— Да, да, — поспешно подхватил Мочениго и вдруг осёкся.
— Я лично не придаю такого рода книгам особого значения, — продолжал Бруно. — Но я хочу знать, что в них сказано, а узнав, проверить. В них, без сомнения, имеется какой-нибудь намёк на истину, нить, за которой имеет смысл следовать, хотя бы цель, к которой она ведёт, ничего не стоила. Ибо на пути к цели мы можем открыть многое. Когда-то, добиваясь любви знатной дамы, которая оказалась вульгарной и строптивой особой, я, чтобы легче проникнуть к ней, соблазнил её служанку и нашёл, что она очаровательная и весьма достойная девушка. Таким образом то, что было для меня лишь средством, стало целью.
— Да, да, — сказал Мочениго. Он тяжело задышал, мельком взглянул на Джанантонио в знак того, что не одобряет таких анекдотов, но в то же время старался показать гостю, что относится в высшей степени серьёзно к их беседе и тем примерам, которые он приводил.
Бруно продолжал:
— Никакая ложь не бывает вполне ложью: ибо составляющие её элементы должны быть почерпнуты откуда-нибудь из действительности. Эти элементы просто неправильно собраны в одно целое.
Человек с шарообразной головой, одетый как слуга, вошёл на террасу, держа себя запросто, без всякой почтительности. Но увидев незнакомого человека, неуклюже поклонился, потом подошёл к Мочениго и шепнул ему что-то на ухо.
— Гони его вон, Бартоло, — сказал Мочениго резко.
Слуга снова поклонился и ушёл, враждебно оглядев гостя. А Мочениго всё ещё раздражённым тоном продолжал:
— Ну, а учение о соответствии... как вы его расцениваете?
— Оно начинается правдой и кончается правдой. Но в промежутке между началом и концом приведены доказательства, которых я ещё не проверял. Разумеется, жизнь едина, ибо жизнь всегда и во всём есть жизнь. Это — исходная точка всего моего мышления. И я одобряю стремление таких людей, как Парацельс и Альберт, использовать природу для человеческих нужд. Природа — жена, а не загадка. Эти алхимики глубже понимают суть вещей, чем учёные мужи в университетах. Они делают Бытие реальностью; они осязают Единое, как человек осязает свою жену, ибо женщина, прошу не забывать, есть воплощение творящего начала, созданного из крайних противоположностей. И это — правильный путь. Но хотя Парацельс и Альберт постигли связь вещей и в логике пошли дальше Аристотеля, они слишком спешат делать выводы. Природу победить не так легко. — Он вдруг сдержал порыв энтузиазма и докончил коротко: — Потом потолкуем обо всём подробнее.
— Нужно постигнуть общее начало вещей, их основную взаимную связь, — сказал Мочениго.
— А в чём она?
— В Боге.
Мочениго выпятил губу. Бруно рассмеялся.
— Мы с вами говорим как философы, а не как богословы. Для нас Богом является Единое, если «Бог» — это просто иное название для Единого. Другими словами — А равно Б, если Б равно А. Но что означает это выражение — «А равно Б»? Что такое А? Как эти знаки становятся живыми действующими силами? Всмотритесь во вселенную — и что вы увидите?
— Бога, — упрямо ответил Мочениго, понижая голос до шёпота.
Его собеседник пренебрежительно усмехнулся:
— Мы ещё не придумали условных терминов.

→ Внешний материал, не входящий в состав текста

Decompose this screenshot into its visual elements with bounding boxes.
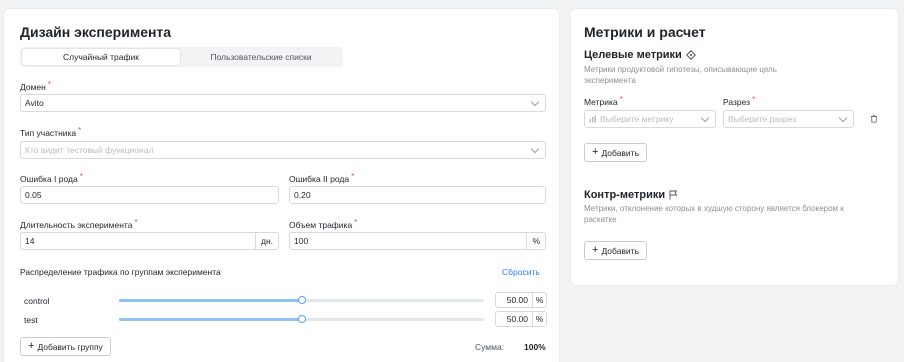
participant-label: Тип участника * bbox=[20, 126, 82, 138]
domain-value: Avito bbox=[25, 98, 44, 108]
percent-unit: % bbox=[532, 312, 546, 326]
chart-icon bbox=[589, 115, 596, 123]
target-metrics-heading: Целевые метрики bbox=[584, 49, 696, 61]
group-slider-control[interactable] bbox=[119, 296, 484, 304]
error2-value: 0.20 bbox=[294, 190, 311, 200]
plus-icon: + bbox=[28, 340, 35, 352]
slider-thumb[interactable] bbox=[297, 315, 306, 323]
flag-icon bbox=[669, 190, 678, 200]
group-share-value: 50.00 bbox=[506, 314, 528, 324]
counter-metrics-hint: Метрики, отклонение которых в худшую сто… bbox=[584, 204, 844, 224]
add-target-metric-label: Добавить bbox=[601, 147, 640, 158]
group-share-value: 50.00 bbox=[506, 295, 528, 305]
duration-unit: дн. bbox=[254, 233, 278, 249]
slider-fill bbox=[119, 299, 302, 302]
group-name: test bbox=[24, 315, 38, 325]
cut-placeholder: Выберите разрез bbox=[728, 114, 797, 124]
duration-value: 14 bbox=[25, 236, 35, 246]
metric-label: Метрика * bbox=[584, 95, 623, 107]
tab-user-lists[interactable]: Пользовательские списки bbox=[182, 49, 340, 65]
duration-label: Длительность эксперимента * bbox=[20, 218, 138, 230]
metrics-title: Метрики и расчет bbox=[584, 24, 706, 40]
add-target-metric-button[interactable]: + Добавить bbox=[584, 143, 648, 162]
chevron-down-icon bbox=[530, 144, 540, 153]
error1-input[interactable]: 0.05 bbox=[20, 186, 279, 204]
domain-select[interactable]: Avito bbox=[20, 94, 546, 112]
group-slider-test[interactable] bbox=[119, 315, 484, 323]
design-title: Дизайн эксперимента bbox=[20, 24, 172, 40]
add-counter-metric-label: Добавить bbox=[601, 245, 640, 256]
percent-unit: % bbox=[532, 293, 546, 307]
cut-label: Разрез * bbox=[723, 95, 756, 107]
error2-input[interactable]: 0.20 bbox=[289, 186, 546, 204]
duration-input[interactable]: 14 дн. bbox=[20, 232, 279, 250]
traffic-type-tabs: Случайный трафик Пользовательские списки bbox=[20, 47, 343, 67]
chevron-down-icon bbox=[530, 97, 540, 106]
reset-link[interactable]: Сбросить bbox=[502, 267, 540, 277]
error1-value: 0.05 bbox=[25, 190, 42, 200]
trash-icon[interactable] bbox=[870, 115, 878, 123]
participant-placeholder: Кто видит тестовый функционал bbox=[25, 145, 154, 155]
slider-thumb[interactable] bbox=[297, 296, 306, 304]
add-group-label: Добавить группу bbox=[37, 341, 103, 352]
target-metrics-hint: Метрики продуктовой гипотезы, описывающи… bbox=[584, 65, 777, 85]
metric-placeholder: Выберите метрику bbox=[600, 114, 674, 124]
group-name: control bbox=[24, 296, 50, 306]
distribution-label: Распределение трафика по группам экспери… bbox=[20, 267, 221, 277]
traffic-input[interactable]: 100 % bbox=[289, 232, 546, 250]
error1-label: Ошибка I рода * bbox=[20, 172, 83, 184]
metric-select[interactable]: Выберите метрику bbox=[584, 110, 716, 128]
traffic-unit: % bbox=[526, 233, 545, 249]
tab-random-traffic[interactable]: Случайный трафик bbox=[22, 49, 180, 65]
add-counter-metric-button[interactable]: + Добавить bbox=[584, 241, 648, 260]
domain-label: Домен * bbox=[20, 80, 51, 92]
group-share-input[interactable]: 50.00 % bbox=[495, 292, 547, 308]
experiment-design-card: Дизайн эксперимента Случайный трафик Пол… bbox=[4, 9, 559, 362]
slider-fill bbox=[119, 318, 302, 321]
metrics-card: Метрики и расчет Целевые метрики Метрики… bbox=[571, 9, 898, 285]
add-group-button[interactable]: + Добавить группу bbox=[20, 337, 111, 356]
cut-select[interactable]: Выберите разрез bbox=[723, 110, 854, 128]
plus-icon: + bbox=[592, 146, 599, 158]
sum-label: Сумма: bbox=[475, 342, 505, 352]
counter-metrics-heading: Контр-метрики bbox=[584, 189, 678, 201]
chevron-down-icon bbox=[700, 113, 710, 122]
target-metrics-title: Целевые метрики bbox=[584, 49, 682, 61]
sum-value: 100% bbox=[524, 342, 546, 352]
chevron-down-icon bbox=[838, 113, 848, 122]
target-icon bbox=[685, 50, 696, 60]
error2-label: Ошибка II рода * bbox=[289, 172, 355, 184]
traffic-label: Объем трафика * bbox=[289, 218, 358, 230]
counter-metrics-title: Контр-метрики bbox=[584, 189, 666, 201]
group-share-input[interactable]: 50.00 % bbox=[495, 311, 547, 327]
participant-select[interactable]: Кто видит тестовый функционал bbox=[20, 141, 546, 159]
plus-icon: + bbox=[592, 244, 599, 256]
traffic-value: 100 bbox=[294, 236, 309, 246]
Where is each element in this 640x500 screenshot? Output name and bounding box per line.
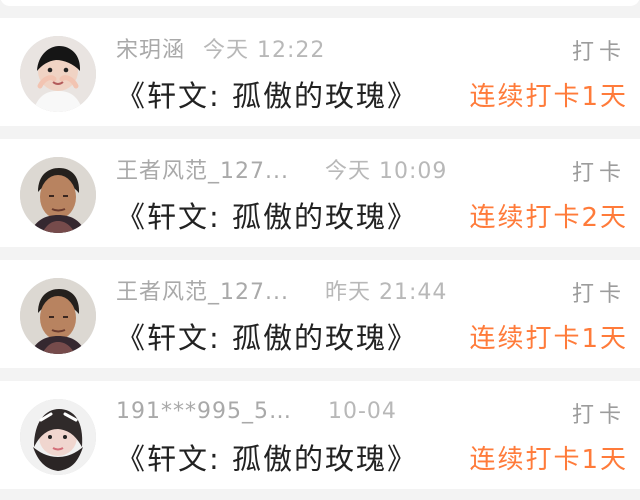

Надо ещё сначала сравнить богов.
Джанантонио в ужасе перекрестился. Бруно заметил это и лукаво улыбнулся.
— Да, все явления находятся во взаимной связи. Поэтому движения наших душ, наш внутренний мир неотделимы от движений материальной субстанции, от той вселенной, что вне нас. Но утверждать, что они тождественны, возвращаться снова к поверхностной атомистической теории[45] — значило бы упустить фактор развития. Я первый из людей на земле постиг истинную сущность этой задачи в полном её объёме. Тем-то и объясняется моё глубокое смирение. — Он взглянул на Мочениго: — Но довольно говорить о смирении. Я согласен с вами, что надо найти путь к динамическому пониманию смысла и характера процессов нашей умственной деятельности, тогда нам станут понятны и процессы органические. Жизнь души и проявления космических сил будут оттенять друг друга, как два узора одной ткани. И мы получим правильное представление о связи между ними. А тогда... — Он вдруг замолчал и в невольном порыве протянул руку к небу, на котором уже слабо мерцали звёзды.
— А тогда, — подхватил Мочениго, облизывая сухие губы, — тогда мы сумеем овладеть истиной, держать её в руках, она будет наша, всё будет наше! — Глаза его сверкали жадностью.
— Да, рано или поздно наступит такой день. Но, может быть, наступит уже не для нас.